2.Mais aussi du Bathonien, une roche blanche, dure, qui forme les crêtes hérissées des falaises du secteur. Dans de rares endroits, à l’occasion d’une faille, ce Bathonien s’est retrouvé au niveau des vignes, à 300m d’altitude : c’est le terroir d’une partie de Varrons, ou de la Bardette.
Les Labet testent aussi les vins sans soufre
L’autre recherche de Julien et Charline, c’est le sans soufre. « On aime les vins qui ont de la définition, de l’esthétisme », explique Julien. « Sur le sulfitage, on est très méfiants. 2009 a été pour nous un tournant puisqu’on a arrêté le sulfitage systématique à la réception des raisins. Avant, on n’osait pas franchir le pas. On a vu cependant que, contrairement à nos craintes, des moûts sortis de pressoir bruns se rafraîchissaient pendant l’élevage. Mais on se méfie quand même. A la mise en bouteilles, c’est délicat. Le vin sans soufre est magnifique dans sa jeunesse, mais vieillira-t-il bien ? »
Julien est en train de peser le pour et le contre. Sa dernière théorie, partagée par sa soeur, c’est de dire : « soit on met zéro soufre, soit on met la dose. Mais en mettre un tout petit peu, ça ne sert qu’à détruire les défenses naturelles que possède le vin contre l’oxydation, sans lui donner la possibilité de la combattre chimiquement. » Précisons que les Labet sont les spécialistes du vin blanc, et que le rouge représente au plus deux hectares sur 12 : le problème est donc de savoir si on laisse un vin naturellement plus fragile qu’un rouge se défendre seul, durant la dizaine d’années que peut durer un vieillissement en bouteilles…

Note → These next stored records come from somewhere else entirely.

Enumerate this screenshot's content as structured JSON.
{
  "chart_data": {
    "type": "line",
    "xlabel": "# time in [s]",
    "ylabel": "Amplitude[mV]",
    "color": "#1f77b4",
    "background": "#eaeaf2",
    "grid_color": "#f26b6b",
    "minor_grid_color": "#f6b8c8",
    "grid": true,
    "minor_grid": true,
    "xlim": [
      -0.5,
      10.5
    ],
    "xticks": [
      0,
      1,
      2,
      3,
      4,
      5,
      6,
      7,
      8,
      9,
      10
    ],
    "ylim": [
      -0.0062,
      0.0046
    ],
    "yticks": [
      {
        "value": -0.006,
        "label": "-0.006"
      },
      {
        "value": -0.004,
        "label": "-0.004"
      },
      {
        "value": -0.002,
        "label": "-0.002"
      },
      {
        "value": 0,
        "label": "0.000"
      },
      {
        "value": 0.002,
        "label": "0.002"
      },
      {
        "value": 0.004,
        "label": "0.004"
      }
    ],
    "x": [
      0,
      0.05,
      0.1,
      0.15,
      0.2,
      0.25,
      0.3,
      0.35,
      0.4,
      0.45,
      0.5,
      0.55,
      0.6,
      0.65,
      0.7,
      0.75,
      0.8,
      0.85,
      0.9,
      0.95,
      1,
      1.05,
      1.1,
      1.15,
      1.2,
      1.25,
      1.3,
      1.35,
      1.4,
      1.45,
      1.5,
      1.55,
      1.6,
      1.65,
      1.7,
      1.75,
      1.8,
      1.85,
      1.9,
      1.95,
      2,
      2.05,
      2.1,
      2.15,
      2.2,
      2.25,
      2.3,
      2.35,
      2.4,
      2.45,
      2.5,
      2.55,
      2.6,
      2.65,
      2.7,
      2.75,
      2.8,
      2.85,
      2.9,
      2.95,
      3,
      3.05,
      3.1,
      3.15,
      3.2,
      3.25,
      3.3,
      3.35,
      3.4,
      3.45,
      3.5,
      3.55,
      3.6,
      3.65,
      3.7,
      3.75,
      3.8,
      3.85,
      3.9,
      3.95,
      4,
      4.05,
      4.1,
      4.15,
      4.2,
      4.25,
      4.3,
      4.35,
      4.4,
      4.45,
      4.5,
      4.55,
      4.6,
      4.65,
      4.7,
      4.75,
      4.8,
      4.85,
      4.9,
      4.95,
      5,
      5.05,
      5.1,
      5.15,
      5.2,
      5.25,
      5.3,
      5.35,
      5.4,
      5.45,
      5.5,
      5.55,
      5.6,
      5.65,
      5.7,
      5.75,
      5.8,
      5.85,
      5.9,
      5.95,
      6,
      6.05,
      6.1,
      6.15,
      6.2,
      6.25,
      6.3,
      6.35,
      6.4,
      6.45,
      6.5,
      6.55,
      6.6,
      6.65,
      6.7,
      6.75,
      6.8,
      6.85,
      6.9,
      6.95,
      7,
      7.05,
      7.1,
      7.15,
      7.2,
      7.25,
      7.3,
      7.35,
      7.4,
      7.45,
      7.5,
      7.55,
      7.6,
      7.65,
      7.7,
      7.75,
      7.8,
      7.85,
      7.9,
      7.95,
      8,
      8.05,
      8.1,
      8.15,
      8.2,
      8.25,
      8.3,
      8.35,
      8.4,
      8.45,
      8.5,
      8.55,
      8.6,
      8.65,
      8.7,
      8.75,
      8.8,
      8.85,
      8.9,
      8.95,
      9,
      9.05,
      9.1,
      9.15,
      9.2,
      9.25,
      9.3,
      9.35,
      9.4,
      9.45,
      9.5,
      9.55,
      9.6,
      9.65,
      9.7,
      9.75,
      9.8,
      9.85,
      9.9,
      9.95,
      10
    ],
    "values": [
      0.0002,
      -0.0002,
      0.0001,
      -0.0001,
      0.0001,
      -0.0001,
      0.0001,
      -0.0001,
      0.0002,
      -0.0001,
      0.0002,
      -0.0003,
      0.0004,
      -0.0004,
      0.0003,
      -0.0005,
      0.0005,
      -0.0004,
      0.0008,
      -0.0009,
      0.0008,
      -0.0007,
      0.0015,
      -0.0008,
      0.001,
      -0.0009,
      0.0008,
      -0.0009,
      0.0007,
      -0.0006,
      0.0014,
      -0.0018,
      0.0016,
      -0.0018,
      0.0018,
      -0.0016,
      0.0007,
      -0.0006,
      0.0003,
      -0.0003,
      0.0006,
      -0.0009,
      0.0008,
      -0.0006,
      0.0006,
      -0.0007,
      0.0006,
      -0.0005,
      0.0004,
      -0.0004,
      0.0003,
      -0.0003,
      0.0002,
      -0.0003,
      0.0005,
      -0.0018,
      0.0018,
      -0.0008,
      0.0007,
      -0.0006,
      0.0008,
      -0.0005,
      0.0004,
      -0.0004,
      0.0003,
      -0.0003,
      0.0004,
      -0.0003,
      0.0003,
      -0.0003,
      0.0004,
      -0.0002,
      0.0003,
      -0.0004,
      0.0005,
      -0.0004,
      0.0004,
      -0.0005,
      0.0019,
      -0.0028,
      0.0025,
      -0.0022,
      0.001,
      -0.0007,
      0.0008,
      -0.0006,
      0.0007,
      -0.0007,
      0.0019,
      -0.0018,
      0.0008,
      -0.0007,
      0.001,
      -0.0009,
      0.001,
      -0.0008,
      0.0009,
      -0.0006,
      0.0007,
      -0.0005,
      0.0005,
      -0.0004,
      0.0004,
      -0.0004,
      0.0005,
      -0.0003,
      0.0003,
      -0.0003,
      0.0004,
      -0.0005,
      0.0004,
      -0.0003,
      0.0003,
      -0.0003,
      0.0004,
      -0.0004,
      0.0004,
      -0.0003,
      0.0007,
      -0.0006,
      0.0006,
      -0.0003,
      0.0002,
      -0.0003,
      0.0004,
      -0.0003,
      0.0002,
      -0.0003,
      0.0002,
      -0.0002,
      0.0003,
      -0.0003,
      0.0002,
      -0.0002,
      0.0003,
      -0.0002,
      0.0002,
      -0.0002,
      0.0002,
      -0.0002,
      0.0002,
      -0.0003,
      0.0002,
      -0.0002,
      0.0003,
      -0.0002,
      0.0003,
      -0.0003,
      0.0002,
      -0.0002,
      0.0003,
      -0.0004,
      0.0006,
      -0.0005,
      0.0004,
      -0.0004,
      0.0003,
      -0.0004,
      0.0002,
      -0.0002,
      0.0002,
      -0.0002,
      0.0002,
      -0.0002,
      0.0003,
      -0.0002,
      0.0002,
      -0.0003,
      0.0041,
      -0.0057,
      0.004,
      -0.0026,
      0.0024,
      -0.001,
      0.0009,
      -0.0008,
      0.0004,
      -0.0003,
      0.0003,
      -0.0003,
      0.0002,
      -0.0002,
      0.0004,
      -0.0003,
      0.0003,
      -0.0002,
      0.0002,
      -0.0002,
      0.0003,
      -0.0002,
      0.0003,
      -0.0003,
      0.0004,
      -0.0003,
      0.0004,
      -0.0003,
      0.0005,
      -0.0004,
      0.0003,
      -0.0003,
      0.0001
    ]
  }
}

Goûtés une semaine après leur mise en bouteilles, les 2010 de Julien Labet, « nature » (zéro soufre en vinif + MEB) éclatent de fruit et de fraîcheur. Générosité, expressivité, le sans soufre est accessible en primeur. La version sulfitée est plus brouillonne, plus dissociée. Le fruit s’installe par petites touches, citron, réglisse sur la Fleur de chardonnay du domaine Labet : tout reste à mettre en place, à unifier.